興味




「でも‥あ・っん!」
常識的な言葉など聞きたくはなくて、アスランはわざと少し乱暴に胸の飾りを引っ掻いた。声をあげ、眉を顰めた表情は痛みよりも快楽の方が勝っているように映る。それがアスランの情欲を煽った。
「それとも。逃げるんなら今の内なんじゃないか?」
逃がすつもりなどないし、キラが既に逃げられる状態ではないことを分かっていて、敢えてアスランは訊いた。
何よりもこの行為が自分の意志であると、キラに自覚して貰うのが目的で。
ひょっとしたら、強引さや雰囲気に流された成り行きではないのだと、アスランが信じたかったのかもしれない。


一瞬動きを止めたキラは、意外にも僅かに微笑んだようだった。
「……それ、前にも訊いたよ?」
強気とも取れる言葉に、思わず見惚れたかのように、しげしげと眺めてしまった。

“前”とはキラがザラ家に押し掛けて来た日の夜のことだ。


あの夜、同じ質問をしたアスランに、キラは逃げる選択をしなかった。


「…そうだったな」
ならばもう遠慮はしない。



そもそも父親との交渉も上手く行ってないのが現状だ。向こうは相変わらずカガリを取れとの一点張り。あの男はそうしてザラ家を一代で大きくしてきたのだから、その功績を無碍にする気はないし、今更変われと言っても難しいのは理解出来なくもない。
だがアスランはこれからのトップはそんなワンマンでは駄目だと思っていた。世の中は多様化し、情報は溢れんばかりだ。経営者とはいえ金勘定ばかりしていていいはずはないのだ。

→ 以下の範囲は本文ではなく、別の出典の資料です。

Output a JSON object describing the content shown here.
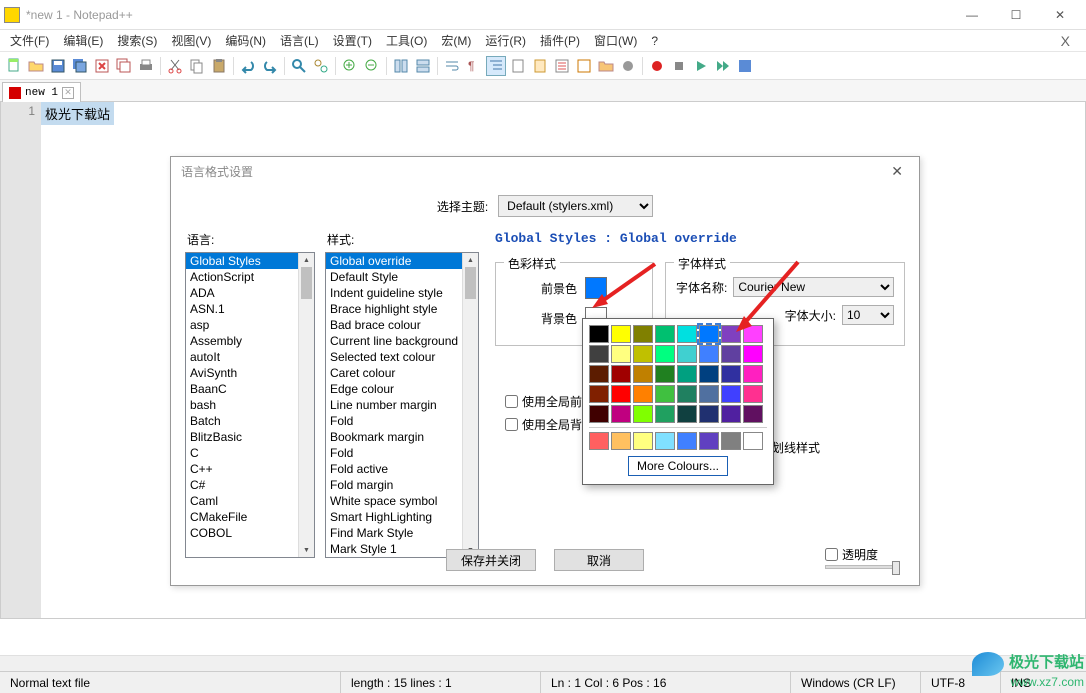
{
  "window": {
    "title": "*new 1 - Notepad++"
  },
  "menus": [
    "文件(F)",
    "编辑(E)",
    "搜索(S)",
    "视图(V)",
    "编码(N)",
    "语言(L)",
    "设置(T)",
    "工具(O)",
    "宏(M)",
    "运行(R)",
    "插件(P)",
    "窗口(W)",
    "?"
  ],
  "tab": {
    "label": "new 1"
  },
  "editor": {
    "line1_number": "1",
    "line1_text": "极光下载站"
  },
  "dialog": {
    "title": "语言格式设置",
    "theme_label": "选择主题:",
    "theme_value": "Default (stylers.xml)",
    "lang_label": "语言:",
    "style_label": "样式:",
    "langs": [
      "Global Styles",
      "ActionScript",
      "ADA",
      "ASN.1",
      "asp",
      "Assembly",
      "autoIt",
      "AviSynth",
      "BaanC",
      "bash",
      "Batch",
      "BlitzBasic",
      "C",
      "C++",
      "C#",
      "Caml",
      "CMakeFile",
      "COBOL"
    ],
    "styles": [
      "Global override",
      "Default Style",
      "Indent guideline style",
      "Brace highlight style",
      "Bad brace colour",
      "Current line background",
      "Selected text colour",
      "Caret colour",
      "Edge colour",
      "Line number margin",
      "Fold",
      "Bookmark margin",
      "Fold",
      "Fold active",
      "Fold margin",
      "White space symbol",
      "Smart HighLighting",
      "Find Mark Style",
      "Mark Style 1"
    ],
    "rp_title": "Global Styles : Global override",
    "color_legend": "色彩样式",
    "fg_label": "前景色",
    "bg_label": "背景色",
    "fg_color": "#0078ff",
    "font_legend": "字体样式",
    "font_name_label": "字体名称:",
    "font_name_value": "Courier New",
    "font_size_label": "字体大小:",
    "font_size_value": "10",
    "use_global_fg": "使用全局前景色",
    "use_global_bg": "使用全局背景色",
    "use_global_strike": "使用全局下划线样式",
    "save_close": "保存并关闭",
    "cancel": "取消",
    "transparency": "透明度"
  },
  "picker": {
    "rows": [
      [
        "#000000",
        "#ffff00",
        "#808000",
        "#00c070",
        "#00e0e0",
        "#0078ff",
        "#8040c0",
        "#ff40ff"
      ],
      [
        "#404040",
        "#ffff80",
        "#c0c000",
        "#00ff80",
        "#40d0d0",
        "#4080ff",
        "#6040a0",
        "#ff00ff"
      ],
      [
        "#5c1c00",
        "#a00000",
        "#c08000",
        "#208020",
        "#00a080",
        "#004080",
        "#3030a0",
        "#ff20c0"
      ],
      [
        "#802000",
        "#ff0000",
        "#ff8000",
        "#40c040",
        "#208060",
        "#5070a0",
        "#4040ff",
        "#ff3090"
      ],
      [
        "#400000",
        "#c00080",
        "#80ff00",
        "#20a060",
        "#104040",
        "#203070",
        "#5020a0",
        "#601060"
      ]
    ],
    "row2": [
      "#ff6060",
      "#ffc060",
      "#ffff80",
      "#80e0ff",
      "#4080ff",
      "#6040c0",
      "#808080",
      "#ffffff"
    ],
    "current": [
      0,
      5
    ],
    "more": "More Colours..."
  },
  "status": {
    "file_type": "Normal text file",
    "len_lines": "length : 15    lines : 1",
    "pos": "Ln : 1    Col : 6    Pos : 16",
    "eol": "Windows (CR LF)",
    "enc": "UTF-8",
    "ins": "INS"
  },
  "watermark": {
    "brand": "极光下载站",
    "site": "www.xz7.com"
  }
}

反面、アスランにとってパトリックのような社長になるのはきっとそう難しいことではない。顔の造作こそ母親譲りだが、彼女が生前言っていたように「中身はパトリックそっくり」なアスランである。だからこそ信頼の出来る者を傍に置く必要があった。間違った選択をしようとしたら、横っ面を殴り飛ばしてでも止めてくれるような相手。無論それば馬鹿では許されない。少なくともアスランを唸らせるような何かを持っている人間でないと勤まらないのだ。